The question, then, is could the Asian avian virus contain swine flu components from Eurasian pigs?

"Absolutely," said Ellen Silbergeld, professor of environmental health sciences at Johns Hopkins Bloomberg School of Public Health, and a leading researcher of pathogen evolution in CAFOs. "A pig infected by avian virus can then come into contact with swine virus, which then combines and gets picked up by a bird again. It's a viral patchwork. Wild birds can carry virus with swine components in it - a lot of avian viruses contain elements from pigs."

Silbergeld is by no means convinced that birds brought the Eurasian genetic material to Mexico.

"Pig's don't fly, but pork does," she said. "There is an active international transfer of all kinds of animal products, including food, food components, animal waste, offal, feed made of rendered animals and so on. Some of it is imported from Asia or Europe."

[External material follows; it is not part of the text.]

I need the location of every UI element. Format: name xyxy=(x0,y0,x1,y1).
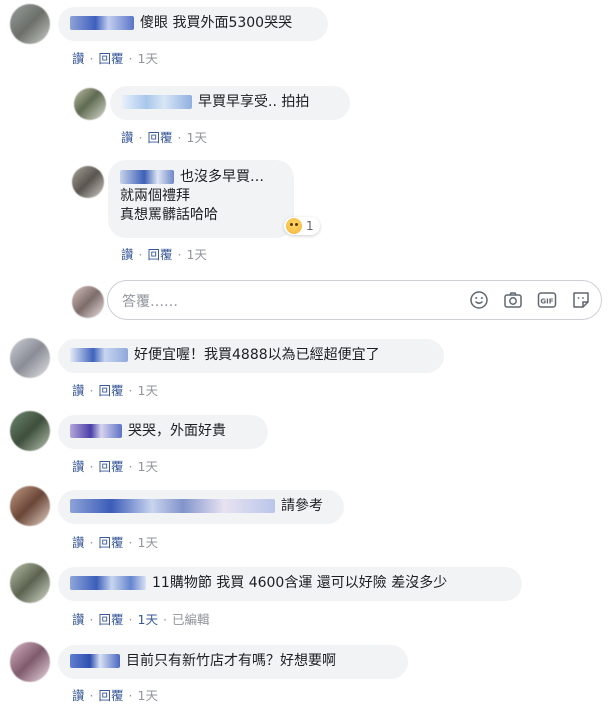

And of course, people fly, too. Dr. Silbergeld thinks that human travel is the most likely way that Eurasian swine viral components made their way to Mexico. "A tourist from China could have gone to Mexico City, and that Asian strain was picked up by somebody else, who then went to a swine barn," she suggested. "It's a likely explanation. Sometimes we overestimate what wild birds can do."

Does Smithfield ship feed or pork products between its different facilities?

Smithfield's operations should be examined to see if it is mixing food, food components, waste, offal or feed from its facilities in different continents in an unsafe manner.